ANALYSE – Dimanche soir, la présidence russe a franchi un cap stratégique : elle a annoncé qu’elle plaçait ses forces nucléaires en alerte. Les opinions européennes sont soit pétrifiées soit incrédules face à cette menace atomique. Assiste-t-on à un gigantesque coup de bluff ou à un changement majeur de l’approche russe, susceptible d’aboutir à cette perspective qui a longtemps paru inenvisageable qu’est l’emploi de l’arme nucléaire sur le sol européen ?
Ce qui est certain, c’est que cette escalade reflète deux tendances profondes de la vision militaire de Moscou : d’une part, la Russie rappelle au monde son statut de puissance nucléaire au moment où de multiples mesures – y compris militaires – sont prises par les Occidentaux pour soutenir l’Ukraine ; d’autre part, elle fait ainsi le constat des limites de sa puissance politique.
Incapable de se faire écouter des Occidentaux et impuissant à convaincre les Ukrainiens de se détourner de leur gouvernement et de se rallier au « grand frère » russe, le Kremlin se porte aux extrêmes en menaçant le continent du feu nucléaire.
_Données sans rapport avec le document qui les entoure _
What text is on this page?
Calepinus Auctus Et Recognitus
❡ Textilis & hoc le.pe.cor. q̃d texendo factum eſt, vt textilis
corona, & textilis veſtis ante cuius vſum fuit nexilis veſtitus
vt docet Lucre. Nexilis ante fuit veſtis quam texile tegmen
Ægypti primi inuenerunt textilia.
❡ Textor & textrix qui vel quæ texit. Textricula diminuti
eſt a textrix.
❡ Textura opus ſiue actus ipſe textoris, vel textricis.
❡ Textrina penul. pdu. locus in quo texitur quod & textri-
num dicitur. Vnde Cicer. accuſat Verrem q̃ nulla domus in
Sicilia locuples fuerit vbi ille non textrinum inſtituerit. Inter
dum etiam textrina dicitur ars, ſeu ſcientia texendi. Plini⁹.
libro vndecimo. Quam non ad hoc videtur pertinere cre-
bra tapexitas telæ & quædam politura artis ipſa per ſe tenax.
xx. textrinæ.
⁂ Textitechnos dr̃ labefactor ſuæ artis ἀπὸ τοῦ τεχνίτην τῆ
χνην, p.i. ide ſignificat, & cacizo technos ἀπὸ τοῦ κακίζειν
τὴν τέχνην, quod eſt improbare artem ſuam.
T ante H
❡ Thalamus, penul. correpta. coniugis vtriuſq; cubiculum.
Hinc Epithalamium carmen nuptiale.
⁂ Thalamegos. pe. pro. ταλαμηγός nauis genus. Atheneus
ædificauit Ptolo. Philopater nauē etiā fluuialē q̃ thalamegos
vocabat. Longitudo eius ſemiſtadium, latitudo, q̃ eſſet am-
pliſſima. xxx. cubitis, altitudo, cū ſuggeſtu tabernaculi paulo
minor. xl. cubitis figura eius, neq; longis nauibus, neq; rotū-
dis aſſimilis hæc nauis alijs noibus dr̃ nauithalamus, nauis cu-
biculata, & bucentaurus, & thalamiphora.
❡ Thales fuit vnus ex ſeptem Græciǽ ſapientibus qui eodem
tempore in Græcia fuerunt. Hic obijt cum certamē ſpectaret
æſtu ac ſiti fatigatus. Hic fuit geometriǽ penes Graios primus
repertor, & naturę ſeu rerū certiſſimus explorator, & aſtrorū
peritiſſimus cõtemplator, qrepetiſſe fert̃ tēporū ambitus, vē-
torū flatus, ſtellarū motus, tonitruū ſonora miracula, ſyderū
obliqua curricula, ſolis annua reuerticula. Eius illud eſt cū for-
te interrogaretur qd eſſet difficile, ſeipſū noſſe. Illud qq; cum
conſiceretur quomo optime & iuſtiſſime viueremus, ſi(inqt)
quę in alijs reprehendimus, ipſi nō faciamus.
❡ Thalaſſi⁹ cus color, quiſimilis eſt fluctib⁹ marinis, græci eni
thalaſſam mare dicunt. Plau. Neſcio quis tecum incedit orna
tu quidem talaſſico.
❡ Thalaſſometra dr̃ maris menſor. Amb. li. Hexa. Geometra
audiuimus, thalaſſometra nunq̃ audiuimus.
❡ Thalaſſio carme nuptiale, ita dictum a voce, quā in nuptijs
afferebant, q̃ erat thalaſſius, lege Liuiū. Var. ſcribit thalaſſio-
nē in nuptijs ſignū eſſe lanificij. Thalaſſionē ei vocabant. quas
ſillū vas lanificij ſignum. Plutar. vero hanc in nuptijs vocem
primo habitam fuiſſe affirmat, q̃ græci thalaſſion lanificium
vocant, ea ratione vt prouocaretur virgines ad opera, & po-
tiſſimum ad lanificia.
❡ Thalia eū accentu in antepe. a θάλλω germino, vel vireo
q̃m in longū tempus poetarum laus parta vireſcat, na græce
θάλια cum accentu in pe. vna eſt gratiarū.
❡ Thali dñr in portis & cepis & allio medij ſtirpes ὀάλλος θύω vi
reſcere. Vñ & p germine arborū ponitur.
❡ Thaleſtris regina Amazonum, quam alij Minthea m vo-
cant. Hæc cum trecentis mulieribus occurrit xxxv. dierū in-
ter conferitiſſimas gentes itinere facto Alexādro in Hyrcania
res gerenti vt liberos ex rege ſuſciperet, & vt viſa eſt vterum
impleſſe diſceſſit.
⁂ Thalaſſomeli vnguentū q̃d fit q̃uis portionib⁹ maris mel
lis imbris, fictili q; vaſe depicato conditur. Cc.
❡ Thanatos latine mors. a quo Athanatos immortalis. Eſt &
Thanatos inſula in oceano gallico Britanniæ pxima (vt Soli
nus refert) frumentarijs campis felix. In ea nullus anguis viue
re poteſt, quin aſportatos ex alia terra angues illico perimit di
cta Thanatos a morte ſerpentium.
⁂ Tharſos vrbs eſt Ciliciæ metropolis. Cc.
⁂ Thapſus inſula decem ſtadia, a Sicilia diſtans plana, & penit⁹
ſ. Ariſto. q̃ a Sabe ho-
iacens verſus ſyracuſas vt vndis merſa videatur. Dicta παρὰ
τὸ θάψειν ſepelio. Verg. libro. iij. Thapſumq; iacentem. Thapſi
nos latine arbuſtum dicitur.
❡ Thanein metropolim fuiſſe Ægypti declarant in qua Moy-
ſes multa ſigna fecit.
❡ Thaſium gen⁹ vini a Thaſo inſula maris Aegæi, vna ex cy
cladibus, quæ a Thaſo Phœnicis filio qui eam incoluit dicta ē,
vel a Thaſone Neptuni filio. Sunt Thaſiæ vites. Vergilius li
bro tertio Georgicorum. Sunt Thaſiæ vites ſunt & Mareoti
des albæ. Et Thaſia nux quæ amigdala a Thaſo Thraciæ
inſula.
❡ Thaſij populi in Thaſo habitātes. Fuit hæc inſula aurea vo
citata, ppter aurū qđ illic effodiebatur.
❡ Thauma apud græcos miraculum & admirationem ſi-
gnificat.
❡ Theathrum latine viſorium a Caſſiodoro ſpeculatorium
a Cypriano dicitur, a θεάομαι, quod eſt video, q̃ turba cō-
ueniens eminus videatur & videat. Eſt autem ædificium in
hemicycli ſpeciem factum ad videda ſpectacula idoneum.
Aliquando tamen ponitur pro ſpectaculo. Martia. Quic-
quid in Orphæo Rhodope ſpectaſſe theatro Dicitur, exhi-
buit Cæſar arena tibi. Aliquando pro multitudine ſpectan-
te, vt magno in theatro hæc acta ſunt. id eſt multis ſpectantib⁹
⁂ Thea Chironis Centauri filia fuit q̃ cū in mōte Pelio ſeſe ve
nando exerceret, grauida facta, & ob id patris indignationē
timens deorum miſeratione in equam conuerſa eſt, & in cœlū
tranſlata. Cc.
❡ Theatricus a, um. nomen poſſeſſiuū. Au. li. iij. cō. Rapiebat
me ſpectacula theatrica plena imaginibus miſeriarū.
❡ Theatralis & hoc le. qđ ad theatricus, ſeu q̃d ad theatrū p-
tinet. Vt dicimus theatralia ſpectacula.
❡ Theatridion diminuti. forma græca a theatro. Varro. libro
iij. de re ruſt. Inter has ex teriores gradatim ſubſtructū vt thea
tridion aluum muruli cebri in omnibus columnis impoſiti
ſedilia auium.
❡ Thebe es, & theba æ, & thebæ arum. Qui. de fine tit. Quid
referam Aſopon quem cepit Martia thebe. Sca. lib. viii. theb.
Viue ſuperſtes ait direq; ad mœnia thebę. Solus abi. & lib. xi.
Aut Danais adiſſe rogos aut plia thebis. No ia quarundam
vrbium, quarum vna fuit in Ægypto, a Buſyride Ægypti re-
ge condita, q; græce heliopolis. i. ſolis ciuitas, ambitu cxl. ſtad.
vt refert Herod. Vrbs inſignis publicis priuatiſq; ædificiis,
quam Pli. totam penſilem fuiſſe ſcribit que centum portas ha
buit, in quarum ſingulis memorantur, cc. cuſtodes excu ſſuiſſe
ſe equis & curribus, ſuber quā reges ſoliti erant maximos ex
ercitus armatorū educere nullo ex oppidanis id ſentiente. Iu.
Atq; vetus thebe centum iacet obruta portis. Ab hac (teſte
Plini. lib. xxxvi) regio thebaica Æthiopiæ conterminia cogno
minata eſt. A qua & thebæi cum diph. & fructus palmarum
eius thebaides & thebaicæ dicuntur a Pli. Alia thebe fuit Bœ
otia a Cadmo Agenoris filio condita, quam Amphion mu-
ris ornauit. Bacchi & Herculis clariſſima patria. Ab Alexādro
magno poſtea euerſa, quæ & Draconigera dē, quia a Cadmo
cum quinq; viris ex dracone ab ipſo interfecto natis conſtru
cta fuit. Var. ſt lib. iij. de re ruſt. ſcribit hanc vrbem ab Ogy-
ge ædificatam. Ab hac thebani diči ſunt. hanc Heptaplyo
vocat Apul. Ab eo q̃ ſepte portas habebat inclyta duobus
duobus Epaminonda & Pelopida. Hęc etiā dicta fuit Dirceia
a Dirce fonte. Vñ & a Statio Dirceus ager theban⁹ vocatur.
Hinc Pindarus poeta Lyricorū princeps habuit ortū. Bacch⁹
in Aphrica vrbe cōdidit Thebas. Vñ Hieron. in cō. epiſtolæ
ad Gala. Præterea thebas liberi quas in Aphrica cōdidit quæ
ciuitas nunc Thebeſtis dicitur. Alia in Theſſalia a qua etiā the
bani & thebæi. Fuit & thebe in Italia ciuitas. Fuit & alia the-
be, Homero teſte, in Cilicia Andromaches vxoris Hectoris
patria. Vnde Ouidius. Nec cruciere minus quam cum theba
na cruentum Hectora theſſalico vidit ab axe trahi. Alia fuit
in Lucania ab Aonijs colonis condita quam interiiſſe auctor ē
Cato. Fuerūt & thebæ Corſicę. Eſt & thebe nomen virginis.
Loin d’être un signe de puissance, cette menace réitérée est l’aveu d’un échec politique irrémédiable – et cela, même si la Russie finit par obtenir une victoire militaire sur le terrain ukrainien en n’employant que les forces conventionnelles.
Lorsque, dimanche 27 février au soir, après quatre jours de combats en Ukraine, la présidence russe a explicitement annoncé la mise en alerte de ses unités nucléaires, elle a surpris l’Europe et inquiété le monde.
Elle avait pourtant déjà proféré cette menace, de façon à peine voilée, dès le début de l’« opération militaire spéciale », jeudi matin à l’aube, à la fin du message présidentiel qui tentait de justifier la guerre en invoquant le risque de « génocide » des russophones en Ukraine et le besoin (supposé) de « dénazifier » le pays.
En effet, la déclaration de guerre comportait, dans sa dernière phrase, une menace implicitement nucléaire contre les États qui tenteraient de s’opposer à l’intervention militaire russe. Vladimir Poutine l’avait formulée ainsi : quiconque s’opposerait à l’action russe en subirait des conséquences « inconnues dans votre histoire ».